Hackers on Friday gained unauthorized entry into the computer system controlling a water treatment facility in the city of Oldsmar, Florida and sought to add a “dangerous level” of additive to the water supply, according to a report from the Tampa Bay Times.
The incident first took place on February 5th at Oldsmar’s water treatment facility when around 8 a.m. a plant operator noticed someone remotely accessing the computer system he was monitoring. This system is responsible for controlling the chemicals and other operations of the water treatment plant.

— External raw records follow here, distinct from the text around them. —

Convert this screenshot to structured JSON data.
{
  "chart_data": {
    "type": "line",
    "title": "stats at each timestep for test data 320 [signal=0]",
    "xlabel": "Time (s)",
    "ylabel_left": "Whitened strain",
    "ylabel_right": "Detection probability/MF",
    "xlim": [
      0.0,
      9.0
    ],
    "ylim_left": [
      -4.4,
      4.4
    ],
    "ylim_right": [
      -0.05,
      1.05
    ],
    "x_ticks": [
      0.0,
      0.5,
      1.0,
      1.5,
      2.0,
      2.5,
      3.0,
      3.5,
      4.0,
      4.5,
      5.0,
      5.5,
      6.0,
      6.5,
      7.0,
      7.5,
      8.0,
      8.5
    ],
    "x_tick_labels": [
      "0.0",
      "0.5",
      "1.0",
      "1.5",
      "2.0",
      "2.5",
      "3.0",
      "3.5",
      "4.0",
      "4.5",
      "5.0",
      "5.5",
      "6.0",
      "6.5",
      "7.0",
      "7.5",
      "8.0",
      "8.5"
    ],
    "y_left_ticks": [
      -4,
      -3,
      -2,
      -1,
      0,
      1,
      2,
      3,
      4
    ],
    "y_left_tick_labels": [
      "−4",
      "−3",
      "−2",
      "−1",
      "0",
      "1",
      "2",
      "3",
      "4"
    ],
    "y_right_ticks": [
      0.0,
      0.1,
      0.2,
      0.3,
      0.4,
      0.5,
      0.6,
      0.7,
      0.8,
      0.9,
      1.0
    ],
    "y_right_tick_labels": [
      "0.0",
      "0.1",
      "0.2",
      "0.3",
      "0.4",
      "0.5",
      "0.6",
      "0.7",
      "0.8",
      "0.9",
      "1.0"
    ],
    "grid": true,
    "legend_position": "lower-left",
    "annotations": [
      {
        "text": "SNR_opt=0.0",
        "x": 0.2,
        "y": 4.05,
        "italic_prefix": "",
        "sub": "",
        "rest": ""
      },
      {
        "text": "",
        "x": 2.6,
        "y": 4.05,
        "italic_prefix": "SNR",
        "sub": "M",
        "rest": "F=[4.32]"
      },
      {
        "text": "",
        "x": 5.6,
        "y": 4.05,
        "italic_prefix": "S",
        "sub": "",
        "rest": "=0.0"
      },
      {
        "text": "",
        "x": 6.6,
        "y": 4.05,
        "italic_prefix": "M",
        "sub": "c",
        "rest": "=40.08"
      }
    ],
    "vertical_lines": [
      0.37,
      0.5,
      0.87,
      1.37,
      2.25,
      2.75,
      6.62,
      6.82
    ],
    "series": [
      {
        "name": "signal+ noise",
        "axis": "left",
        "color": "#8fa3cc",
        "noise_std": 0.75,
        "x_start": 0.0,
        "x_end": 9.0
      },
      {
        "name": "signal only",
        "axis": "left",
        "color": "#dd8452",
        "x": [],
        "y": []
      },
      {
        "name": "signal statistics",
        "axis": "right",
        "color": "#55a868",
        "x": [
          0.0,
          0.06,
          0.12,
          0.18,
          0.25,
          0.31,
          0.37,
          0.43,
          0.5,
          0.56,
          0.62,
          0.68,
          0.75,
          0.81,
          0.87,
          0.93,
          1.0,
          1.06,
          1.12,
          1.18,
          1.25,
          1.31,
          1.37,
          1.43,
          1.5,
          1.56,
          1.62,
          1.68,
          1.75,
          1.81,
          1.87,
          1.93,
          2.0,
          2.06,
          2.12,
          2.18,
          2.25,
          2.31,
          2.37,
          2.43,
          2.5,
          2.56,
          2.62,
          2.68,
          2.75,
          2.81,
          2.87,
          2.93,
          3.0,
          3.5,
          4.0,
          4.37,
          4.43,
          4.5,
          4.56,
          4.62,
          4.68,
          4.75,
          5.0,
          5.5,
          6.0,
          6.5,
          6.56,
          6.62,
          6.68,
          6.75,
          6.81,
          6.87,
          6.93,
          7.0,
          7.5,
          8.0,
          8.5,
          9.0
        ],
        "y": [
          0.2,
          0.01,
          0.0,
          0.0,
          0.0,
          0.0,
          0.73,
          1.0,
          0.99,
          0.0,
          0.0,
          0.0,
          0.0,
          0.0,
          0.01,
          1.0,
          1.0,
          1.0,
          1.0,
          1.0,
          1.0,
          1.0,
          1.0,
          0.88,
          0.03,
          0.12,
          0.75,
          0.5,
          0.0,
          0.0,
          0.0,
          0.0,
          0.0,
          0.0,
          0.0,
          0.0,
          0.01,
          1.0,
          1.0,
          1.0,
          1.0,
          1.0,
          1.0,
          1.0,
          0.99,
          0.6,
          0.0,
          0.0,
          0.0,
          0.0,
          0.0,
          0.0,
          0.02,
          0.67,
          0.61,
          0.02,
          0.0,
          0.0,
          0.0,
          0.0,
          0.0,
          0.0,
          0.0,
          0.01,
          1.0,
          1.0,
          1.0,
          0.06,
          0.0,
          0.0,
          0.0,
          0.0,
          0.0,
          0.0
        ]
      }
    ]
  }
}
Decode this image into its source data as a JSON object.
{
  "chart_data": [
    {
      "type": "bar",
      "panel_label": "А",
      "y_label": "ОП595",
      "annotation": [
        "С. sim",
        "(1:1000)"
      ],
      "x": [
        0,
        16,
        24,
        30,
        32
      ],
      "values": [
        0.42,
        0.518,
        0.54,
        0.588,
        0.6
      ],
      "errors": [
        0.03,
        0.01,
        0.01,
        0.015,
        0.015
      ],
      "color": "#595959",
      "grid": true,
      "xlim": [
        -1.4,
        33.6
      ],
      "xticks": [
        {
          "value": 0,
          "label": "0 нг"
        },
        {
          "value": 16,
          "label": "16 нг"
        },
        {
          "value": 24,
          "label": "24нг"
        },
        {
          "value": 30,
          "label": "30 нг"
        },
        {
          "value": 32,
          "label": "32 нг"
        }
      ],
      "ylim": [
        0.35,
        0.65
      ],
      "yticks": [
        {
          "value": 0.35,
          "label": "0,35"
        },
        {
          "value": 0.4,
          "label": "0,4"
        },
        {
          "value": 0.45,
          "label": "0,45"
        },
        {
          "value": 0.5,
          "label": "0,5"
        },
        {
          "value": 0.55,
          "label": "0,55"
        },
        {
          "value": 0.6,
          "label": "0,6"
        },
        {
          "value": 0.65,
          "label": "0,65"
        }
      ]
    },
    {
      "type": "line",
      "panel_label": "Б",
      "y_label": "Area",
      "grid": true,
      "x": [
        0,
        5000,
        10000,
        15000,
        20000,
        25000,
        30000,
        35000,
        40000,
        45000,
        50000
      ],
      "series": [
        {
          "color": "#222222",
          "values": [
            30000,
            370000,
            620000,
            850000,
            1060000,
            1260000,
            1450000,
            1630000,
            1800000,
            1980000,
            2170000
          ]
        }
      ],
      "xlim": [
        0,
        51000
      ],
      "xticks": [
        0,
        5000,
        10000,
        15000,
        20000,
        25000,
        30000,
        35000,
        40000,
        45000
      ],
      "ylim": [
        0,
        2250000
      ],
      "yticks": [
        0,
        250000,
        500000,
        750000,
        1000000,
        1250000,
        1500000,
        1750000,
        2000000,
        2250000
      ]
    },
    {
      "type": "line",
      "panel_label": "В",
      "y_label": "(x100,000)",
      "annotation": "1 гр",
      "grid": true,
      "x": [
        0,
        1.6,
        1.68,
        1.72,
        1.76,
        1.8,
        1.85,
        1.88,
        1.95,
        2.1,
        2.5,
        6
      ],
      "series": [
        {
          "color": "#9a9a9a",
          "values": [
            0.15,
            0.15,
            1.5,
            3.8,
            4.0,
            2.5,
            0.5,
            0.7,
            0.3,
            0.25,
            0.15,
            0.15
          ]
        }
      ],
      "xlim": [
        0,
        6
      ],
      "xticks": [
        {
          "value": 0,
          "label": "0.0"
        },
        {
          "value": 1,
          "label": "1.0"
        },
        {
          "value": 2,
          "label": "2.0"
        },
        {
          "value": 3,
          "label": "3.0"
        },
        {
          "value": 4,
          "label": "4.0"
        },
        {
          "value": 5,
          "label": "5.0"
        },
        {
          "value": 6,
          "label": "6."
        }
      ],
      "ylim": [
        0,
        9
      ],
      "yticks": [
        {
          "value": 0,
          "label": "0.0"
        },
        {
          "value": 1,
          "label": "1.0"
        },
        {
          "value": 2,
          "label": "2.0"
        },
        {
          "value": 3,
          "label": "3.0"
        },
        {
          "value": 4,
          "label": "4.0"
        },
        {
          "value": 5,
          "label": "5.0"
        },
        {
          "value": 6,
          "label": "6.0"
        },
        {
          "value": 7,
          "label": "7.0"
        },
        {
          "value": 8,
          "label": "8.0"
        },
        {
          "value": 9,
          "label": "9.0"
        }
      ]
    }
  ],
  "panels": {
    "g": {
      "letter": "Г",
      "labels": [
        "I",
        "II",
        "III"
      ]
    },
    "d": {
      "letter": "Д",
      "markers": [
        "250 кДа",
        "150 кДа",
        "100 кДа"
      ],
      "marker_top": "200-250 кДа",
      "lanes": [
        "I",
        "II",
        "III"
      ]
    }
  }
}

Since the computers are set up for allowing remote access to supervisors to troubleshoot from different locations, the operator did not think much of the incident. However, it happened again that afternoon at about 1:30 p.m., as the operator could see someone taking control of the mouse and opening various software functions that control the water treatment.
The hacker spent around five minutes in the system and briefly increased the amount of sodium hydroxide, also known as lye, in the water from 100 parts per million to 11,100 parts per million. After the second attempt, the plant operator at the water supply plant immediately reset the levels of sodium hydroxide to normal.
“This is obviously a significant and potentially dangerous increase sodium hydroxide also known as lye is the main ingredient in drain cleaners. It’s also used to control water acidity and remove metals from drinking water,” Pinellas County Sheriff Bob Gualtieri said during a news conference on Monday.
“In these mega quantities, it’s a caustic substance. I’m not a chemist, but it is the primary ingredient in liquid drain cleaners. It’s lye. I want to stress, it would have been caught. But if you want to put that amount of substance in the drinking water, it’s not a good thing. The amount of sodium hydroxide that got in was minimal and was reversed quickly.”
Oldsmar Officials said other safeguards in place to prevent the increased chemical would have likely caught the change before it was released to the public.
Gualtieri added, “At no time was there a significant adverse effect on the water being treated. Importantly, the public was never in danger. Even if the plant operator had not quickly reversed the increased amount of sodium hydroxide, it would’ve taken between 24 and 36 hours for that water to hit the water supply system.”
The Oldsmar plant supplies water to businesses and about 15,000 residents. Oldsmar officials have since temporarily disabled remote access programme to the water system.
The FBI along with the Secret Service and the Pinellas County Sheriff’s Office are trying to determine who is behind the hack. Gualtieri said he does not know who is responsible for the cyberattack.
“The important thing is to put everyone on notice. Obviously, these investigations are very complicated. We don’t know right now if the breach originated within the United States, or outside the country. We also do not know why the Oldsmar system was targeted and we have no knowledge of any other systems being unlawfully accessed,” Gualtieri added.